PILPRES 2014
Prof Emmerson: Jokowi Lebih Menjanjikan daripada Prabowo

KOMPAS.com — Profesor
Donald K Emmerson adalah Direktur Forum Asia Tenggara di Shorenstein
Asia dan seorang profesor di Stanford University, AS. Dia optimistis
melihat kondisi politik di Indonesia. Berikut ini merupakan wawancara VOA (Voice of America)
dengan Prof Emmerson terkait pelaksanaan Pilpres 2014, terpilihnya Joko
Widodo, serta peluang dan tantangan Joko Widodo nanti sebagai presiden.
Rakyat Indonesia kelihatan semakin percaya diri dan dewasa
mengikuti pilpres langsung tahun ini, tetapi ada suatu fenomena baru
yang terjadi, yaitu sikap Prabowo Subianto, salah satu calon presiden,
yang menolak hasil rekapitulasi pemilu dan menarik diri dari proses
pemilu hanya beberapa jam sebelum hasilnya diumumkan. Melihat kedua hal
itu, bagaimana Anda melihat pelaksanaan demokrasi di Indonesia?
Saya
seorang yang sangat optimistis melihat kondisi politik di Indonesia
meski ada kontroversi dan ketegangan yang terjadi terkait sikap Prabowo
Subianto yang menolak hasil pemilu karena menilai telah dicurangi. Saya
mempertaruhkan penilaian saya, tetapi memang ada indikasi kuat bahwa
Jokowi akan tetap dilantik sebagai presiden berikutnya dan Prabowo
Subianto akan terisolasi jika tetap berkeras menolak hasil pemilu. Saya
tetap yakin Jokowi tetap memiliki legitimasi sebagai pemenang pemilu
yang jujur dan adil meskipun tidak bisa dipungkiri bahwa melihat luasnya
wilayah Indonesia dan banyaknya pemilih, hampir tidak mungkin pemilu
berlangsung 100 persen secara jujur dan adil. Namun, melihat selisih
suara di antara Jokowi dan Prabowo sekitar 8 juta suara, sulit
membayangkan bahwa 8 juta suara itu merupakan hasil rekayasa atau
dicurangi.
Namun, saya juga ingin melihat pelaksanaan demokrasi
di Indonesia dalam jangka waktu yang lebih panjang, bukan sekadar
berdasarkan pemilu kali ini saja.
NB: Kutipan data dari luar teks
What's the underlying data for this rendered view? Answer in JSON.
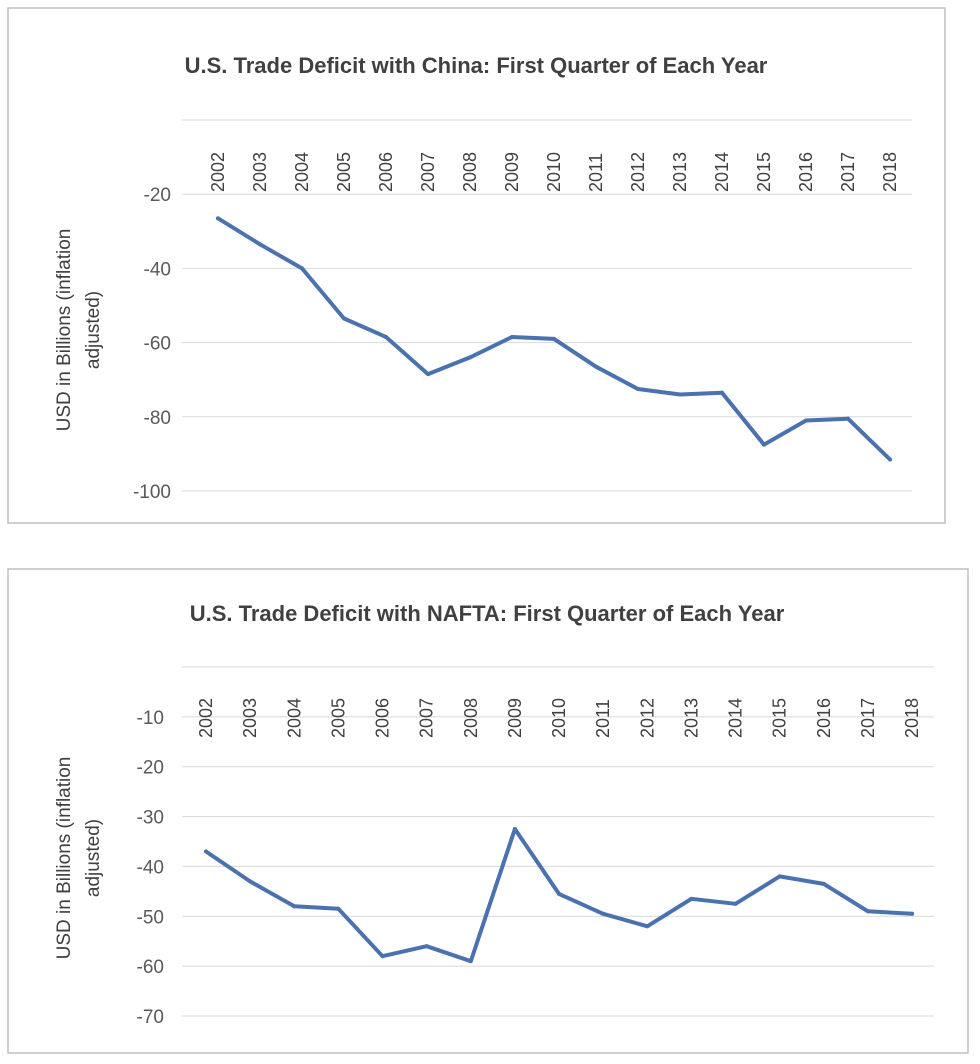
{
  "chart_data": [
    {
      "type": "line",
      "title": "U.S. Trade Deficit with China: First Quarter of Each Year",
      "ylabel": "USD in Billions (inflation adjusted)",
      "ylabel_lines": [
        "USD in Billions (inflation",
        "adjusted)"
      ],
      "xlabel": "",
      "categories": [
        "2002",
        "2003",
        "2004",
        "2005",
        "2006",
        "2007",
        "2008",
        "2009",
        "2010",
        "2011",
        "2012",
        "2013",
        "2014",
        "2015",
        "2016",
        "2017",
        "2018"
      ],
      "series": [
        {
          "name": "China",
          "color": "#4a72b0",
          "values": [
            -26.5,
            -33.5,
            -40,
            -53.5,
            -58.5,
            -68.5,
            -64,
            -58.5,
            -59,
            -66.5,
            -72.5,
            -74,
            -73.5,
            -87.5,
            -81,
            -80.5,
            -91.5
          ]
        }
      ],
      "yticks": [
        -20,
        -40,
        -60,
        -80,
        -100
      ],
      "ytick_labels": [
        "-20",
        "-40",
        "-60",
        "-80",
        "-100"
      ],
      "ylim": [
        -100,
        0
      ],
      "grid": true
    },
    {
      "type": "line",
      "title": "U.S. Trade Deficit with NAFTA: First Quarter of Each Year",
      "ylabel": "USD in Billions (inflation adjusted)",
      "ylabel_lines": [
        "USD in Billions (inflation",
        "adjusted)"
      ],
      "xlabel": "",
      "categories": [
        "2002",
        "2003",
        "2004",
        "2005",
        "2006",
        "2007",
        "2008",
        "2009",
        "2010",
        "2011",
        "2012",
        "2013",
        "2014",
        "2015",
        "2016",
        "2017",
        "2018"
      ],
      "series": [
        {
          "name": "NAFTA",
          "color": "#4a72b0",
          "values": [
            -37,
            -43,
            -48,
            -48.5,
            -58,
            -56,
            -59,
            -32.5,
            -45.5,
            -49.5,
            -52,
            -46.5,
            -47.5,
            -42,
            -43.5,
            -49,
            -49.5
          ]
        }
      ],
      "yticks": [
        -10,
        -20,
        -30,
        -40,
        -50,
        -60,
        -70
      ],
      "ytick_labels": [
        "-10",
        "-20",
        "-30",
        "-40",
        "-50",
        "-60",
        "-70"
      ],
      "ylim": [
        -70,
        0
      ],
      "grid": true
    }
  ]
}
Ada penilaian bahwa demokrasi dianggap
berhasil jika sudah menjadi satu-satunya aturan main di negara tersebut
atau bahasa yang suka saya pakai adalah "the only game in town".
Tentu saja maksudnya ini lebih dari sekadar "permainan" atau "aturan".
Namun, dengan kata lain, tidak ada alternatif yang punya legitimasi di
negara tersebut, dalam hal ini Indonesia, selain demokrasi.
Melihat
konteks itu, menarik mencermati pidato-pidato Prabowo Subianto semasa
kampanye yang menunjukkan bahwa dia tidak suka pada pemilu langsung,
baik di tingkat provinsi maupun di tingkat nasional. Ini bisa
diterjemahkan bahwa Prabowo tidak punya komitmen pada demokrasi.
Jadi,
ada baiknya dia tidak terpilih sebagai presiden baru Indonesia karena
bisa-bisa dia justru membuat demokrasi mundur. Namun, kembali ke
pertanyaan awal soal "apakah demokrasi sudah menjadi satu-satunya aturan
permainan di Indonesia dan apakah sudah diinstitusionalisasikan", maka
ada sejumlah kriteria yang bisa dijadikan ukuran.
Salah satu di
antaranya adalah sudah berapa banyak pemilu yang diselenggarakan. Awal
tahun ini Indonesia menyelenggarakan pemilu langsung keempat, yaitu
pemilu legislatif dan disusul dengan pemilu presiden langsung ketiga
pada tanggal 9 Juli lalu. Memang belum ada batas perolehan suara (threshold)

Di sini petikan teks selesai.